THE BOOK AND AUTHOR: "Get Skinny on Fabulous Food" by Suzanne Somers. If you've turned on your television set in the last 20 years, somewhere you've encountered Suzanne Somers--the ditzy blonde in "Three's Company," the unlikely title character in "She's the Sheriff," the gorgeous mom and step-mom in "Step by Step," or, for that matter, hawking for Thighmaster. So you know this is a pretty terrific looking woman. But once she was much less svelte: That was before "Eat Great, Lose Weight," her best-seller that introduced almost 600,000 readers to her dietary secrets. This current book continues that conversation. Somers is a disciple of Diana Schwarzbein (the author of "The Schwarzbein Principle") who provides both the introduction to the book and its underlying science. Packaging those principles--sugar is the dietary enemy, not fat--as Somersizing, Somers has come up with a slew of new low-carb recipes, along with guidelines for combining foods. (Crown Publishers, Inc., $24.)

FORMAT: Much of the appeal of this book and its predecessor comes from Somers's personal principles. Her approach mixes family pictures and personal details with success stories from happy customers and more than 130 recipes.
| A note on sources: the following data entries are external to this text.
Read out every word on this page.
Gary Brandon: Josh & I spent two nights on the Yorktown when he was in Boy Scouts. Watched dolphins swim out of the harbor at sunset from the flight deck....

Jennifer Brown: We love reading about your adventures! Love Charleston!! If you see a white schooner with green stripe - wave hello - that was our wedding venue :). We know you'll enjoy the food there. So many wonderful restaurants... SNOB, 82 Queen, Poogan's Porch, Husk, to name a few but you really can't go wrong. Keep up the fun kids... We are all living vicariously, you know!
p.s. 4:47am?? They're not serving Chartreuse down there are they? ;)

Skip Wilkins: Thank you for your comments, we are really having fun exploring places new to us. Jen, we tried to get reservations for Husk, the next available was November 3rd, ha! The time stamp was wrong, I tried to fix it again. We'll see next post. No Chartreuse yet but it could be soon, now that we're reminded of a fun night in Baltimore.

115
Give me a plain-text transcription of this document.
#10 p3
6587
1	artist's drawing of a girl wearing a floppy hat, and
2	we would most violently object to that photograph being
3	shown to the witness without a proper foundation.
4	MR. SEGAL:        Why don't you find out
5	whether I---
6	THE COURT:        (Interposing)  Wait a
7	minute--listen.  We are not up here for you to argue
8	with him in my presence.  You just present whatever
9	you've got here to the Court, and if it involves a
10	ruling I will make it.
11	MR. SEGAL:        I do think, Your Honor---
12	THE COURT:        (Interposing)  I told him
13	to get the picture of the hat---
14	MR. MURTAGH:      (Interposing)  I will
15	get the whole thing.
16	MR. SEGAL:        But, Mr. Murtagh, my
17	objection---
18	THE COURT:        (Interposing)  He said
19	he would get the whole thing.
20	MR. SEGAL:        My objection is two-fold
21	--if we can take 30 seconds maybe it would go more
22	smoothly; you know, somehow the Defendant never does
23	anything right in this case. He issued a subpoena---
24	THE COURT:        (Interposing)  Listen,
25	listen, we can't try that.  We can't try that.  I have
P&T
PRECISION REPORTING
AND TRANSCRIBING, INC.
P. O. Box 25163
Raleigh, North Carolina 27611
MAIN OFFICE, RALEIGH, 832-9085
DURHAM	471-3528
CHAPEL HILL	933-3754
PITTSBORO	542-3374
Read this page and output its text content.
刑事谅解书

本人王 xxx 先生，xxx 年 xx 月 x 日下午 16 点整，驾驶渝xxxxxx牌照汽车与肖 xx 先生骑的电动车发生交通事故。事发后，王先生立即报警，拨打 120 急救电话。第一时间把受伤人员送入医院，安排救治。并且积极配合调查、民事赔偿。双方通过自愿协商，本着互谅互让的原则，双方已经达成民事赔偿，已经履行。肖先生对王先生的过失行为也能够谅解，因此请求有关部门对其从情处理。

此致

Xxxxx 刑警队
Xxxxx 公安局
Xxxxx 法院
WHO WOULD USE THIS BOOK: If you have a sweet tooth and can't face life without a chocolate bar, this book is not for you. Dieters who like to cook and eat well without counting calories, however, and who are willing cut out white bread, white rice, white pasta and what Somers calls "funky foods" (sugary and starchy foods, caffeine, alcohol) will welcome it. The recipes are designed to yield flavor and satisfaction. Nevertheless, two words of caution: 1) Some of these dishes are loaded with cholesterol, and if that's your problem, run them by your doctor; and 2) Be aware that you can't use the recipes successfully without following her food-combining principles.